Uma ação de consignação em pagamento
- A)que tenha por objeto o pagamento de aluguéis e encargos relativos a locações prediais urbanas somente pode ser realizada pela via judicial, pois vedada expressamente a consignação extrajudicial.
Errada, porque a consignação extrajudicial não é vedada de forma expressa para aluguéis e encargos, havendo hipótese legal de depósito bancário antes da ação judicial.
- B)seguirá o rito ordinário, de acordo com as disposições do Código de Processo Civil, com a determinação de citação do requerido e sua intimação para comparecimento a audiência de conciliação ou mediação.
Errada, porque a consignação em pagamento segue procedimento especial do CPC, e não o rito ordinário com audiência de conciliação ou mediação como regra própria.
- C)tem rito especial previsto no Código de Processo Civil, que pode ser utilizada pelo devedor diante de recusa do recebimento do credor nas situações em que não seja possível a consignação extrajudicial.
Certa, porque a ação de consignação em pagamento tem rito especial previsto no CPC e pode ser usada quando o credor recusa o recebimento e a via extrajudicial não é cabível ou suficiente.
- D)somente pode ter por objeto na via judicial obrigação que seja satisfeita por meio de pagamento em dinheiro, sendo inadequada a via para prestações de objetos de natureza diversa.
Errada, porque a consignação não se limita a obrigação em dinheiro; ela também pode envolver prestação de coisa ou outra obrigação passível de depósito judicial.
- E)deve ser proposta no foro de domicílio do requerido, mas tal regra determina competência relativa, que se prorroga se não for suscitada pela parte interessada oportunamente.
Errada, porque a competência é, em regra, do foro do lugar do pagamento, e não do domicílio do requerido como regra principal.
Gabarito: C
A consignação em pagamento é o remédio processual usado quando o devedor quer pagar, mas encontra algum obstáculo para liberar a obrigação, como recusa do credor, dúvida sobre quem deve receber, ou impossibilidade de efetuar o pagamento diretamente. O CPC disciplina isso como procedimento especial, nos arts. 539 a 549, então não é caso de jogar tudo no rito comum e seguir a vida como se nada tivesse acontecido. Um ponto importante é que a consignação pode ser judicial ou, em certas hipóteses, extrajudicial. Quando a prestação é em dinheiro, o devedor pode depositar a quantia em estabelecimento bancário oficial, nos termos do art. 539 do CPC, antes de ajuizar a ação. Se esse caminho não resolver, ou se a hipótese exigir intervenção judicial, ele pode ajuizar a consignatória.
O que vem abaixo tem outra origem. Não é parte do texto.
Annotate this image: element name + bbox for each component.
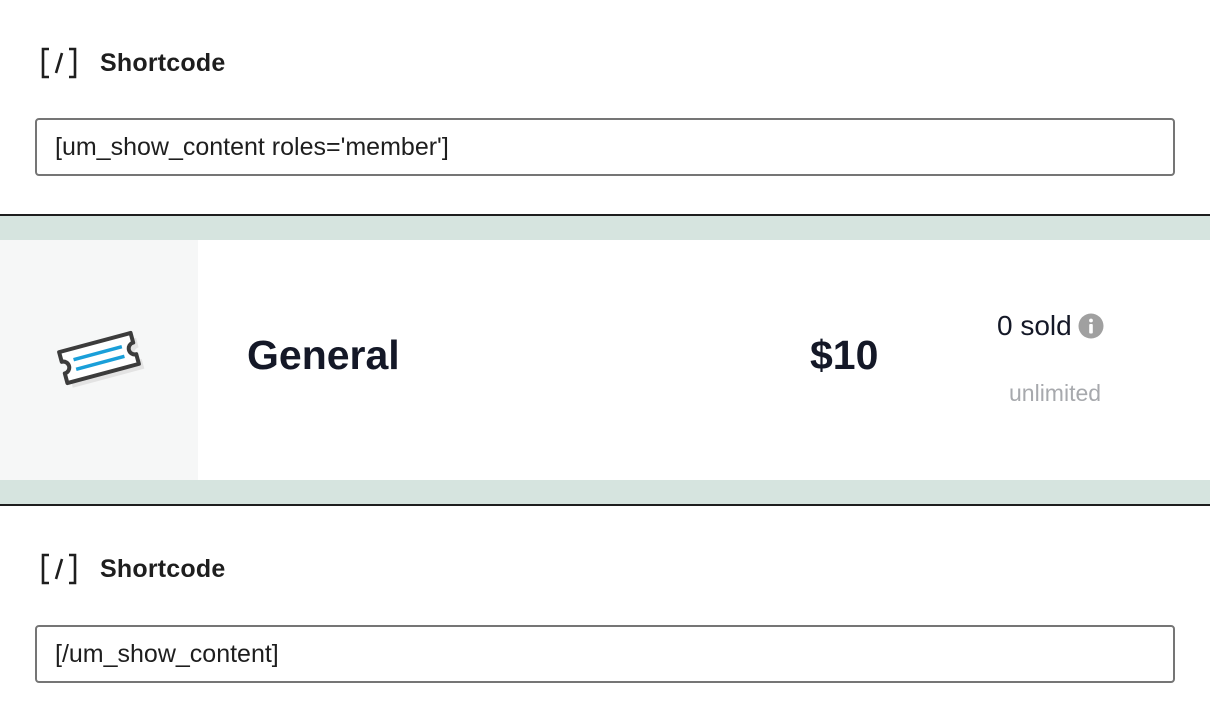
- ticket-sold-count: 0 sold: [997, 310, 1104, 342]
- shortcode-icon: [40, 551, 78, 587]
- shortcode-block-header: Shortcode: [40, 43, 225, 83]
- shortcode-input[interactable]: [35, 625, 1175, 683]
- block-label: Shortcode: [100, 554, 226, 583]
- info-icon[interactable]: [1078, 313, 1104, 339]
- shortcode-input[interactable]: [35, 118, 1175, 176]
- ticket-price: $10: [810, 332, 879, 378]
- ticket-icon-cell: [0, 240, 198, 480]
- ticket-name: General: [247, 332, 400, 378]
- ticket-icon: [44, 318, 154, 403]
- ticket-sold-label: 0 sold: [997, 310, 1072, 341]
- shortcode-icon: [40, 45, 78, 81]
- tickets-block: General $10 0 sold unlimited: [0, 214, 1210, 506]
- shortcode-block-header: Shortcode: [40, 549, 225, 589]
- ticket-capacity: unlimited: [1009, 380, 1102, 406]
- block-label: Shortcode: [100, 48, 226, 77]
- ticket-row[interactable]: General $10 0 sold unlimited: [0, 240, 1210, 480]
Por isso o gabarito é a letra C: a ação tem rito especial no CPC e serve justamente para o devedor consignar quando há recusa do credor, especialmente nas situações em que a via extrajudicial não é possível ou não basta para extinguir a obrigação. A lógica é simples: quem quer pagar não pode ficar refém do credor que não recebe. As demais alternativas tropeçam em detalhes clássicos de prova. A consignação não é exclusiva para dinheiro, e o foro competente não é o domicílio do requerido por regra geral, mas o lugar do pagamento, salvo disposição contratual em sentido diverso. A FCC gosta muito de trocar regra especial por regra genérica, então vale atenção redobrada.